Under RFRA, religious institutions can challenge federal laws that put a “substantial burden” on their ability to exercise a sincere religious belief. And if they can prove a substantial burden, then it’s up to the government to show two things: That the law achieves a compelling government interest and cannot be achieved in any other way that would be less restrictive on religion.

Right now, however, the biggest challenge has little to do with RFRA, and more to do with timing. It’s unclear whether the plaintiffs have actually been harmed by the policy, which is necessary to pursue legal action — or, in legalese, it’s unclear whether the case is “ripe.” While the contraceptives mandate comes online in August 2012, religiously affiliated institutions get a one-year reprieve, until August 2013. Until the provision is implemented, it may be difficult for the states to argue their First Amendment rights have actually been violated. There’s also a question as to whether states can bring this challenge on behalf of religious employers.

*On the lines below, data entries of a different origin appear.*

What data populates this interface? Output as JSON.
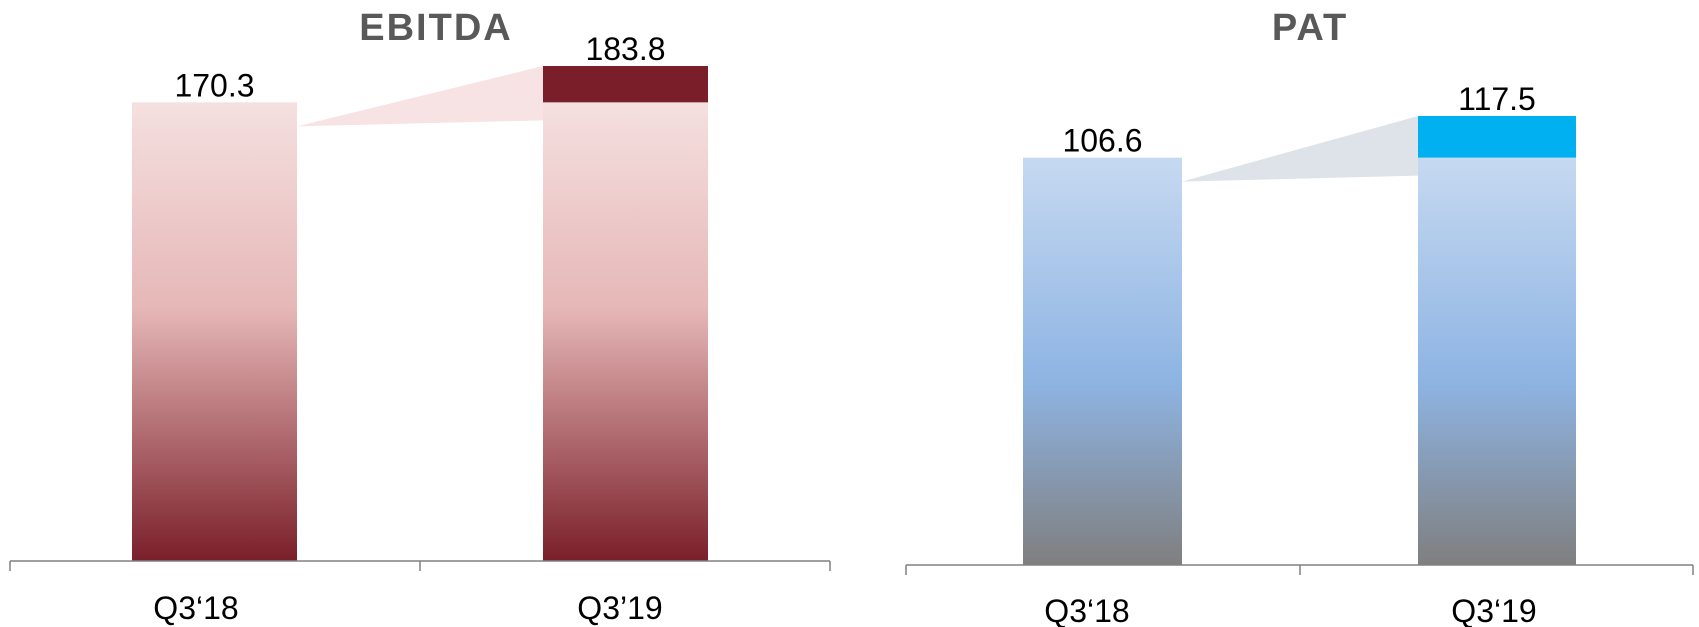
{
  "chart_data": [
    {
      "type": "bar",
      "title": "EBITDA",
      "categories": [
        "Q3‘18",
        "Q3’19"
      ],
      "values": [
        170.3,
        183.8
      ],
      "value_labels": [
        "170.3",
        "183.8"
      ],
      "ylim": [
        0,
        200
      ],
      "grid": false,
      "colors": {
        "gradient_top": "#f5e0e0",
        "gradient_mid": "#e6b7b7",
        "gradient_bottom": "#7a1f29",
        "increment": "#7a1f29",
        "connector": "#f7e3e4"
      }
    },
    {
      "type": "bar",
      "title": "PAT",
      "categories": [
        "Q3‘18",
        "Q3‘19"
      ],
      "values": [
        106.6,
        117.5
      ],
      "value_labels": [
        "106.6",
        "117.5"
      ],
      "ylim": [
        0,
        130
      ],
      "grid": false,
      "colors": {
        "gradient_top": "#c6d9f1",
        "gradient_mid": "#8eb4e3",
        "gradient_bottom": "#7f7f7f",
        "increment": "#00b0f0",
        "connector": "#dde3e8"
      }
    }
  ]
}
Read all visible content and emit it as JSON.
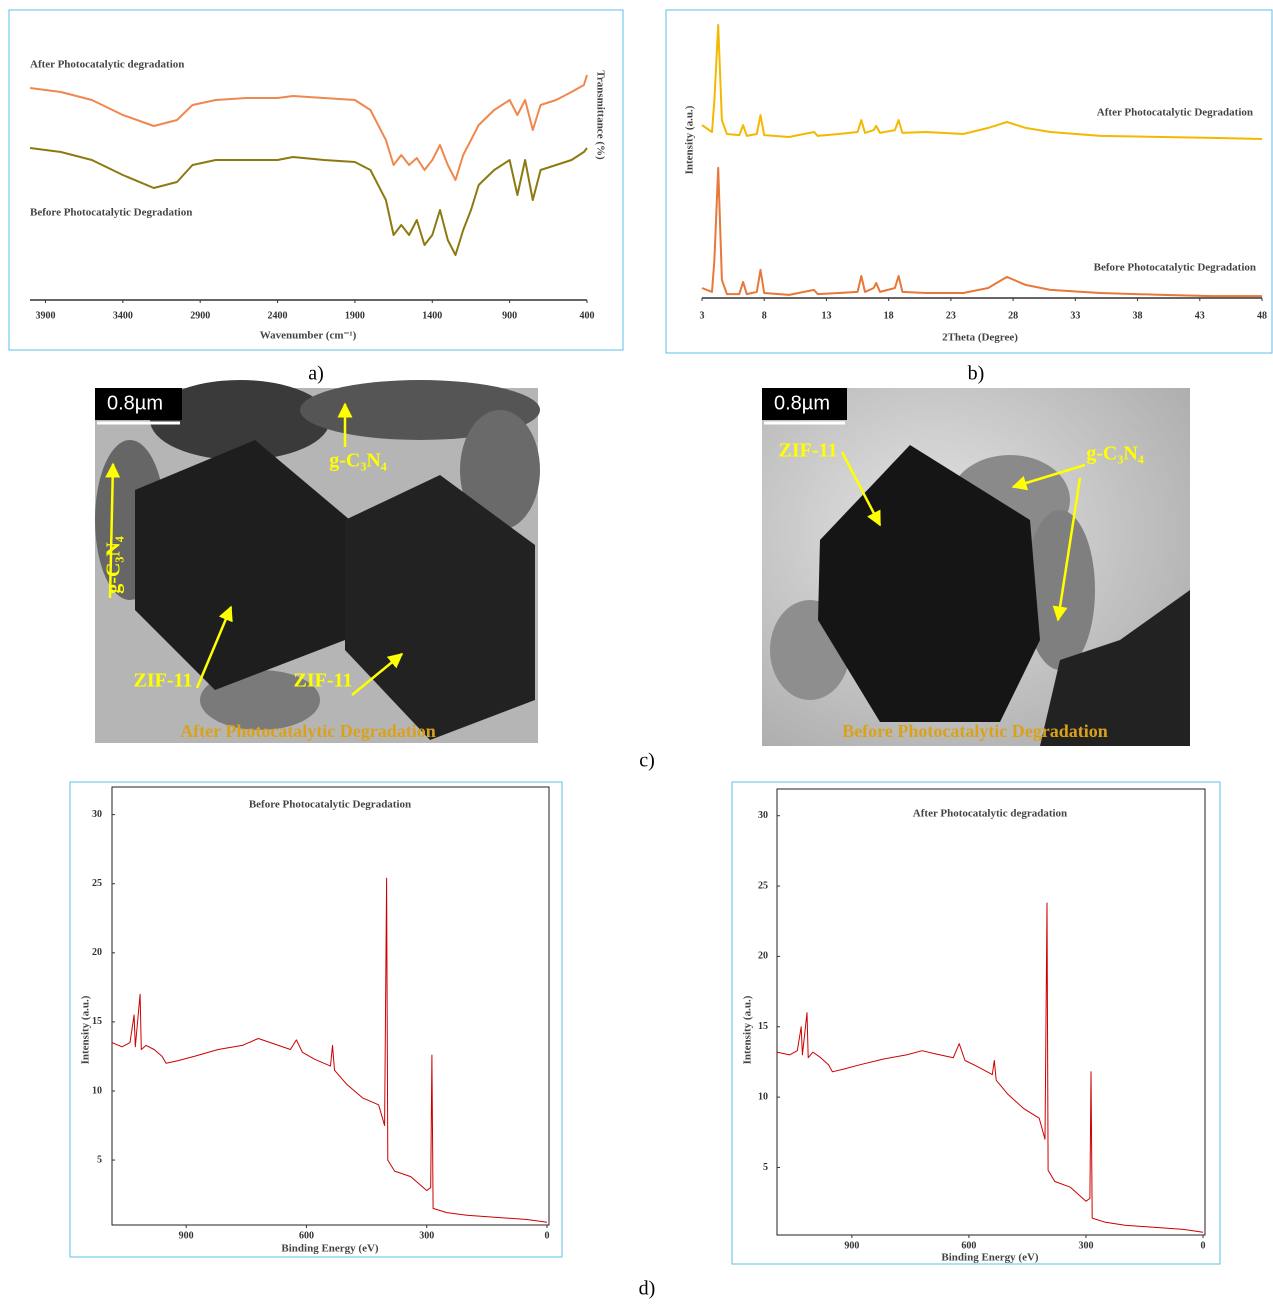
{
  "panel_labels": [
    "a)",
    "b)",
    "c)",
    "d)"
  ],
  "chart_data": [
    {
      "type": "line",
      "x_label": "Wavenumber (cm⁻¹)",
      "y_label": "Transmittance (%)",
      "xlim": [
        4000,
        400
      ],
      "xticks": [
        3900,
        3400,
        2900,
        2400,
        1900,
        1400,
        900,
        400
      ],
      "ylim": [
        0,
        100
      ],
      "x": [
        4000,
        3800,
        3600,
        3400,
        3200,
        3050,
        2950,
        2800,
        2600,
        2400,
        2300,
        2100,
        1900,
        1800,
        1700,
        1650,
        1600,
        1550,
        1500,
        1450,
        1400,
        1350,
        1300,
        1250,
        1200,
        1150,
        1100,
        1000,
        900,
        850,
        800,
        750,
        700,
        600,
        500,
        420,
        400
      ],
      "series": [
        {
          "name": "After Photocatalytic degradation",
          "color": "#f0874e",
          "values": [
            84.8,
            83.2,
            80,
            74,
            69.6,
            72,
            78,
            80,
            80.8,
            80.8,
            81.6,
            80.8,
            80,
            76,
            64,
            54,
            58,
            54,
            56.8,
            52,
            56,
            62,
            54,
            48,
            58,
            64,
            70,
            76,
            80,
            74,
            80,
            68,
            78,
            80,
            83.2,
            86,
            90
          ]
        },
        {
          "name": "Before Photocatalytic Degradation",
          "color": "#8c7a10",
          "values": [
            60.8,
            59.2,
            56,
            50,
            44.8,
            47.2,
            54,
            56,
            56,
            56,
            57.2,
            56,
            55.2,
            52,
            40,
            26,
            30,
            26,
            32,
            22,
            26,
            36,
            24,
            18,
            28,
            36,
            46,
            52,
            56,
            42,
            56,
            40,
            52,
            54,
            56,
            59.2,
            60.8
          ]
        }
      ]
    },
    {
      "type": "line",
      "x_label": "2Theta (Degree)",
      "y_label": "Intensity (a.u.)",
      "xlim": [
        3,
        48
      ],
      "xticks": [
        3,
        8,
        13,
        18,
        23,
        28,
        33,
        38,
        43,
        48
      ],
      "ylim": [
        0,
        100
      ],
      "x": [
        3,
        3.8,
        4.0,
        4.3,
        4.6,
        5,
        6.0,
        6.3,
        6.6,
        7.4,
        7.7,
        8.0,
        10,
        12,
        12.3,
        14,
        15.5,
        15.8,
        16.1,
        16.8,
        17,
        17.3,
        18.5,
        18.8,
        19.1,
        21,
        24,
        26,
        27.5,
        29,
        31,
        35,
        40,
        44,
        48
      ],
      "series": [
        {
          "name": "After Photocatalytic Degradation",
          "color": "#f5b800",
          "values": [
            62.2,
            59.7,
            71.2,
            98.2,
            64.0,
            59.0,
            58.6,
            62.2,
            58.3,
            59.0,
            65.8,
            58.6,
            57.9,
            59.7,
            58.3,
            59.0,
            59.7,
            64.0,
            59.4,
            60.4,
            61.9,
            59.4,
            60.4,
            64.0,
            59.4,
            59.7,
            59.0,
            61.2,
            63.3,
            61.2,
            59.7,
            58.3,
            57.9,
            57.6,
            57.2
          ]
        },
        {
          "name": "Before Photocatalytic Degradation",
          "color": "#e8773a",
          "values": [
            3.6,
            2.2,
            13.7,
            46.8,
            6.5,
            1.4,
            1.4,
            5.8,
            1.4,
            2.2,
            10.1,
            1.8,
            1.1,
            2.9,
            1.4,
            1.8,
            2.2,
            7.9,
            2.2,
            3.6,
            5.4,
            2.2,
            3.6,
            7.9,
            2.2,
            1.8,
            1.8,
            3.6,
            7.6,
            4.7,
            2.9,
            1.8,
            1.1,
            0.7,
            0.7
          ]
        }
      ]
    },
    {
      "type": "line",
      "title": "Before Photocatalytic Degradation",
      "x_label": "Binding Energy (eV)",
      "y_label": "Intensity (a.u.)",
      "xlim": [
        1085,
        0
      ],
      "xticks": [
        900,
        600,
        300,
        0
      ],
      "ylim": [
        0.3,
        32
      ],
      "yticks": [
        5,
        10,
        15,
        20,
        25,
        30
      ],
      "x": [
        1085,
        1060,
        1040,
        1030,
        1027,
        1015,
        1012,
        1000,
        980,
        960,
        950,
        920,
        880,
        820,
        760,
        720,
        690,
        640,
        625,
        610,
        580,
        540,
        535,
        530,
        500,
        460,
        420,
        405,
        400,
        397,
        380,
        340,
        300,
        290,
        287,
        284,
        250,
        200,
        100,
        50,
        0
      ],
      "series": [
        {
          "color": "#cc0000",
          "values": [
            13.5,
            13.2,
            13.5,
            15.5,
            13.2,
            17,
            13,
            13.3,
            13,
            12.5,
            12,
            12.2,
            12.5,
            13,
            13.3,
            13.8,
            13.5,
            13,
            13.7,
            12.8,
            12.3,
            11.8,
            13.3,
            11.5,
            10.5,
            9.5,
            9,
            7.5,
            25.4,
            5,
            4.2,
            3.8,
            2.8,
            3,
            12.6,
            1.5,
            1.2,
            1,
            0.8,
            0.7,
            0.5
          ]
        }
      ]
    },
    {
      "type": "line",
      "title": "After Photocatalytic degradation",
      "x_label": "Binding Energy (eV)",
      "y_label": "Intensity (a.u.)",
      "xlim": [
        1092,
        0
      ],
      "xticks": [
        900,
        600,
        300,
        0
      ],
      "ylim": [
        0.2,
        31.9
      ],
      "yticks": [
        5,
        10,
        15,
        20,
        25,
        30
      ],
      "x": [
        1092,
        1060,
        1040,
        1030,
        1027,
        1015,
        1012,
        1000,
        980,
        960,
        950,
        920,
        880,
        820,
        760,
        720,
        690,
        640,
        625,
        610,
        580,
        540,
        535,
        530,
        500,
        460,
        420,
        405,
        400,
        397,
        380,
        340,
        300,
        290,
        287,
        284,
        250,
        200,
        100,
        50,
        0
      ],
      "series": [
        {
          "color": "#cc0000",
          "values": [
            13.2,
            13,
            13.3,
            15,
            13,
            16,
            12.8,
            13.2,
            12.8,
            12.3,
            11.8,
            12,
            12.3,
            12.7,
            13,
            13.3,
            13.1,
            12.8,
            13.8,
            12.6,
            12.2,
            11.6,
            12.6,
            11.2,
            10.2,
            9.2,
            8.5,
            7,
            23.8,
            4.8,
            4,
            3.6,
            2.6,
            2.8,
            11.8,
            1.4,
            1.1,
            0.9,
            0.7,
            0.6,
            0.4
          ]
        }
      ]
    }
  ],
  "images": [
    {
      "scale_bar": "0.8µm",
      "labels": [
        "g-C₃N₄",
        "g-C₃N₄",
        "ZIF-11",
        "ZIF-11"
      ],
      "caption": "After Photocatalytic Degradation"
    },
    {
      "scale_bar": "0.8µm",
      "labels": [
        "ZIF-11",
        "g-C₃N₄"
      ],
      "caption": "Before Photocatalytic Degradation"
    }
  ]
}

“I could very well see a court saying that the executive branch is trying to work on this and it may resolve some or all of these issues,” says Melissa Rogers, a senior fellow at the Brookings Institution who previously chaired President Obama’s Advisory Council on Faith-Based and Neighborhood Partnerships. “These employers are not subject to a mandate right now, so a court could decide to wait. I think that’s a big issue now.”

The Obama administration, for its part, pursued this argument in legal documents last week that responded to a challenge brought by Catholic colleges on the issue. The Department of Justice says that case should be dismissed “for lack of jurisdiction because plaintiff has not alleged any imminent injury from the operation of the regulations.”

Rogers, however, also said that if a case gets brought in late 2013, after the regulation comes into effect, it could be a different story. Then, the case will hinge on the courts’ interpretation of the substance of the case and how it relates to RFRA. They would have to answer questions like: Does requiring insurers to cover contraceptives at religiously affiliated institutions constitute a “significant burden”? Is providing birth control a compelling government interest and, if it is, can it be accomplished in a way that’s less restrictive to religion? Courts haven’t taken up these issues in previous case law, as they relate to this particular issue of providing contraceptives. That makes it difficult to predict where exactly they would land — and whether these lawsuits could ultimately take down this part of the health reform law.